S'arrachant quelques instants à ses pensées, son regard se porte sur une colonne encore à demi érigée qui surplombe une colline, à peine à quelques mètres au-dessus de lui. Du haut de ses quinze printemps, il est sûr de pouvoir l'atteindre sans trop de difficultés. Il jette un coup d'œil inquisiteur sur le chemin qui serpente un peu plus bas… Un couple se tient la main, le regard tourné vers l'horizon : un nouveau sourire malicieux et il s'élance. Ses baskets ripent un peu sur la surface polie de la roche, mais à chaque fois, une nouvelle aspérité lui permet de progresser. Et peu à peu, son cœur s'emballe… Que va-t-il découvrir ? D'autres colonnes, des ruines, ou mieux encore, un vieux temple oublié… Quinze mètres, dix mètres, un nouvel effort, une pierre qui dévale la pente, pas grave… presqu… " Robiiiinnnn ! Descends de là, tu vas te faire mal ! ! ! " La voix affolée de sa mère l'a stoppé net… " Presque ! " se dit-il. Il regarde ses parents plus bas : son père lui fait signe de descendre et sa mère semble inquiète. Maudite pierre. " Mais Maman, j'y suis presque ! "

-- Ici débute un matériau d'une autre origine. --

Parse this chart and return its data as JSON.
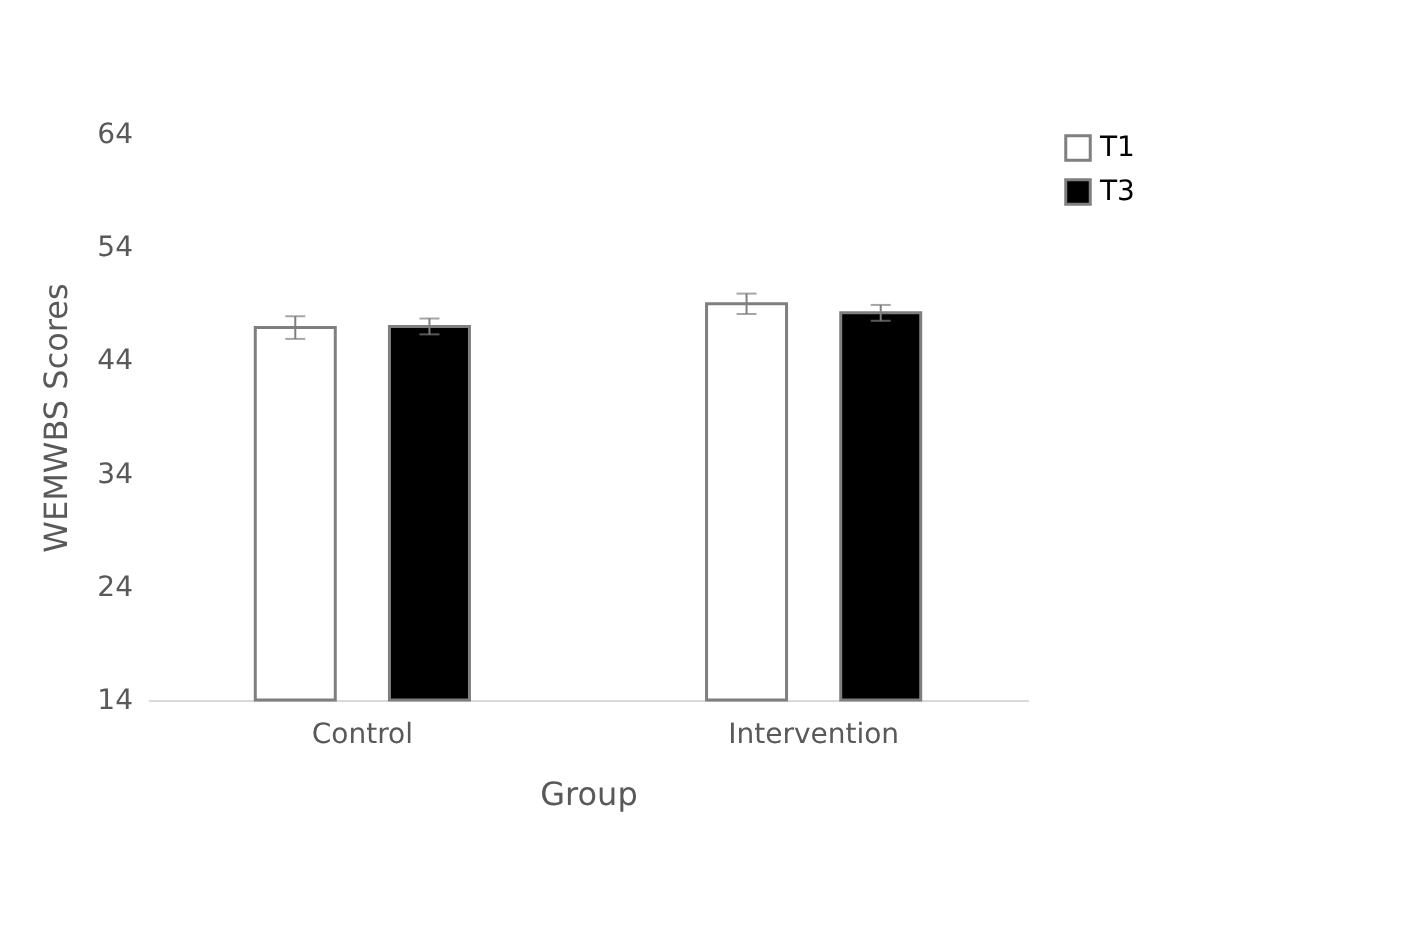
{
  "chart_data": {
    "type": "bar",
    "xlabel": "Group",
    "ylabel": "WEMWBS Scores",
    "categories": [
      "Control",
      "Intervention"
    ],
    "series": [
      {
        "name": "T1",
        "color": "#ffffff",
        "values": [
          46.9,
          49.0
        ],
        "errors": [
          1.0,
          0.9
        ]
      },
      {
        "name": "T3",
        "color": "#000000",
        "values": [
          47.0,
          48.2
        ],
        "errors": [
          0.7,
          0.7
        ]
      }
    ],
    "ylim": [
      14,
      64
    ],
    "yticks": [
      14,
      24,
      34,
      44,
      54,
      64
    ],
    "grid": false,
    "legend": "right"
  }
}
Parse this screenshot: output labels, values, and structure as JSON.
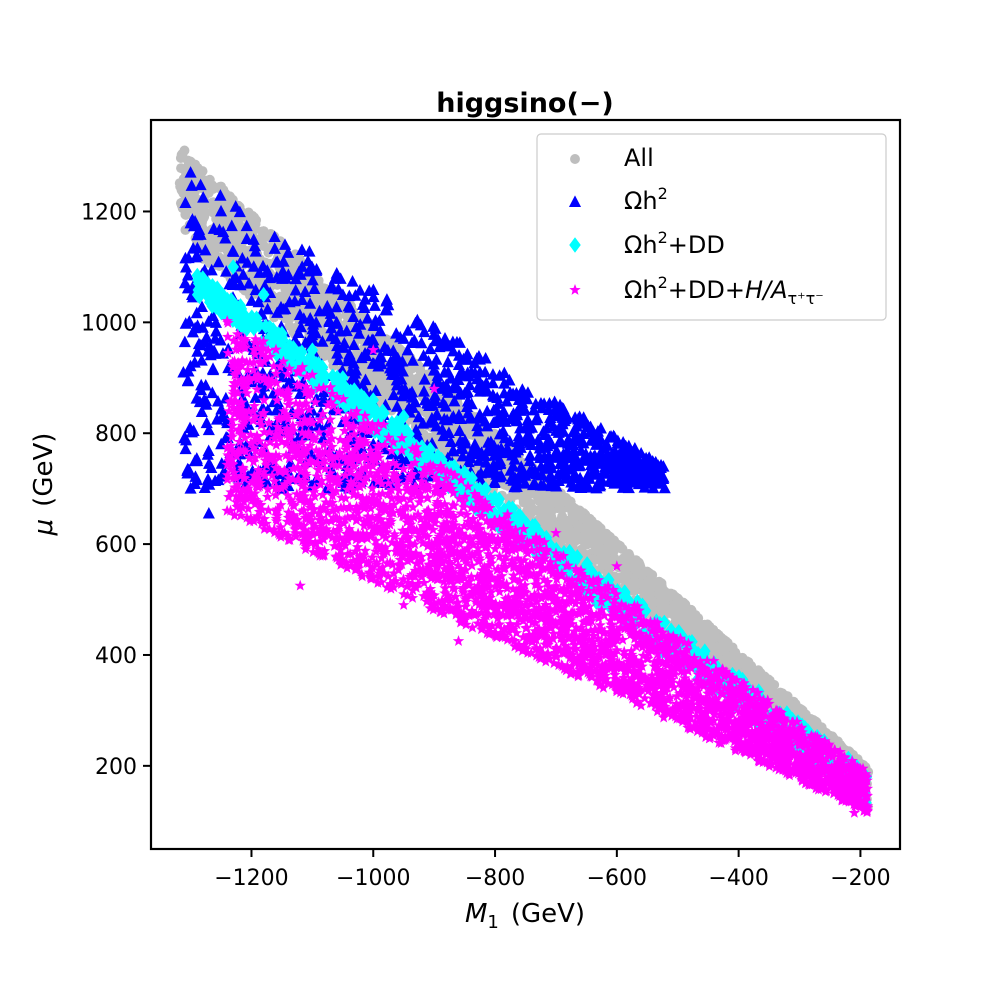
{
  "chart_data": {
    "type": "scatter",
    "title": "higgsino(−)",
    "xlabel_main": "M",
    "xlabel_sub": "1",
    "xlabel_unit": "(GeV)",
    "ylabel_main": "μ",
    "ylabel_unit": "(GeV)",
    "xlim": [
      -1365,
      -135
    ],
    "ylim": [
      50,
      1365
    ],
    "xticks": [
      -1200,
      -1000,
      -800,
      -600,
      -400,
      -200
    ],
    "yticks": [
      200,
      400,
      600,
      800,
      1000,
      1200
    ],
    "xtick_labels": [
      "−1200",
      "−1000",
      "−800",
      "−600",
      "−400",
      "−200"
    ],
    "ytick_labels": [
      "200",
      "400",
      "600",
      "800",
      "1000",
      "1200"
    ],
    "legend_position": "upper right",
    "series": [
      {
        "name": "All",
        "legend_label": "All",
        "marker": "circle",
        "color": "#bebebe",
        "region": {
          "x_range": [
            -1318,
            -187
          ],
          "upper_at_left": 1310,
          "upper_at_right": 195,
          "lower_at_left": 1150,
          "lower_at_right": 120
        },
        "values": [
          [
            -1310,
            1310
          ],
          [
            -1300,
            1290
          ],
          [
            -1250,
            1245
          ],
          [
            -1200,
            1190
          ],
          [
            -1100,
            1085
          ],
          [
            -1000,
            990
          ],
          [
            -900,
            895
          ],
          [
            -800,
            795
          ],
          [
            -700,
            700
          ],
          [
            -600,
            600
          ],
          [
            -500,
            495
          ],
          [
            -400,
            395
          ],
          [
            -300,
            295
          ],
          [
            -200,
            195
          ]
        ]
      },
      {
        "name": "Ωh2",
        "legend_label_pre": "Ωh",
        "legend_label_sup": "2",
        "marker": "triangle",
        "color": "#0000ff",
        "region": {
          "x_range": [
            -1312,
            -520
          ],
          "upper_at_left": 1270,
          "upper_at_right": 740,
          "lower_at_left": 700,
          "lower_at_right": 700
        },
        "values": [
          [
            -1300,
            1270
          ],
          [
            -1300,
            700
          ],
          [
            -1270,
            655
          ],
          [
            -1250,
            1200
          ],
          [
            -1200,
            900
          ],
          [
            -1150,
            700
          ],
          [
            -1100,
            950
          ],
          [
            -1050,
            820
          ],
          [
            -1000,
            780
          ],
          [
            -900,
            860
          ],
          [
            -800,
            820
          ],
          [
            -700,
            760
          ]
        ]
      },
      {
        "name": "Ωh2+DD",
        "legend_label_pre": "Ωh",
        "legend_label_sup": "2",
        "legend_label_post": "+DD",
        "marker": "diamond",
        "color": "#00ffff",
        "region": {
          "x_range": [
            -1290,
            -190
          ],
          "upper_at_left": 1090,
          "upper_at_right": 190,
          "lower_at_left": 1050,
          "lower_at_right": 120
        },
        "values": [
          [
            -1280,
            1080
          ],
          [
            -1230,
            1100
          ],
          [
            -1180,
            1050
          ],
          [
            -1150,
            980
          ],
          [
            -1100,
            950
          ],
          [
            -1050,
            900
          ],
          [
            -1000,
            860
          ],
          [
            -950,
            830
          ],
          [
            -400,
            360
          ],
          [
            -300,
            270
          ],
          [
            -190,
            180
          ]
        ]
      },
      {
        "name": "Ωh2+DD+H/Aτ+τ-",
        "legend_label_pre": "Ωh",
        "legend_label_sup": "2",
        "legend_label_post": "+DD+",
        "legend_label_italic": "H/A",
        "legend_label_sub": "τ⁺τ⁻",
        "marker": "star",
        "color": "#ff00ff",
        "region": {
          "x_range": [
            -1240,
            -188
          ],
          "upper_at_left": 1020,
          "upper_at_right": 190,
          "lower_at_left": 655,
          "lower_at_right": 115
        },
        "values": [
          [
            -1240,
            660
          ],
          [
            -1120,
            525
          ],
          [
            -1000,
            950
          ],
          [
            -950,
            490
          ],
          [
            -900,
            880
          ],
          [
            -860,
            425
          ],
          [
            -800,
            640
          ],
          [
            -700,
            620
          ],
          [
            -600,
            560
          ],
          [
            -500,
            420
          ],
          [
            -400,
            330
          ],
          [
            -300,
            220
          ],
          [
            -200,
            150
          ],
          [
            -210,
            115
          ]
        ]
      }
    ]
  }
}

" Robin, descends tout de suite ! " Son père, cette fois. Il ôte ses lunettes de soleil : il le fixe, ça il en est sûr ; malgré la distance, malgré le soleil dans son dos, il n'a aucun doute là-dessus… Soupir. Mais quand allait-on lui faire un peu plus confiance ? Il n'était plus un enfant… Déjà n'avait-il pu assister à l'éclipse dont tout le monde avait parlé. Jetant un dernier regard sur ce qu'il aurait pu découvrir à peine à quelques enjambées de là, il entame sa descente. " OK, OK, j'arrive ! " Le ton reste joyeux car il ne veut pas chagriner sa mère, sa descente sera déjà assez pénible pour elle ; et puis il reviendra, il s'en fait la promesse, un jour il reviendra…

Un souffle de vent emporte son rire.

***

Battement de cils, simple courant d'air…

" Je ne sais si c'est cet enfant ou cette brise légère qui m'enlève au doux bras de Morphée, mais peu à peu, je sors de ma torpeur. Encore quelques mètres, et il aurait découvert un monde que peu connaissent. Je porte mon regard vers le ciel, un faible sourire aux lèvres… "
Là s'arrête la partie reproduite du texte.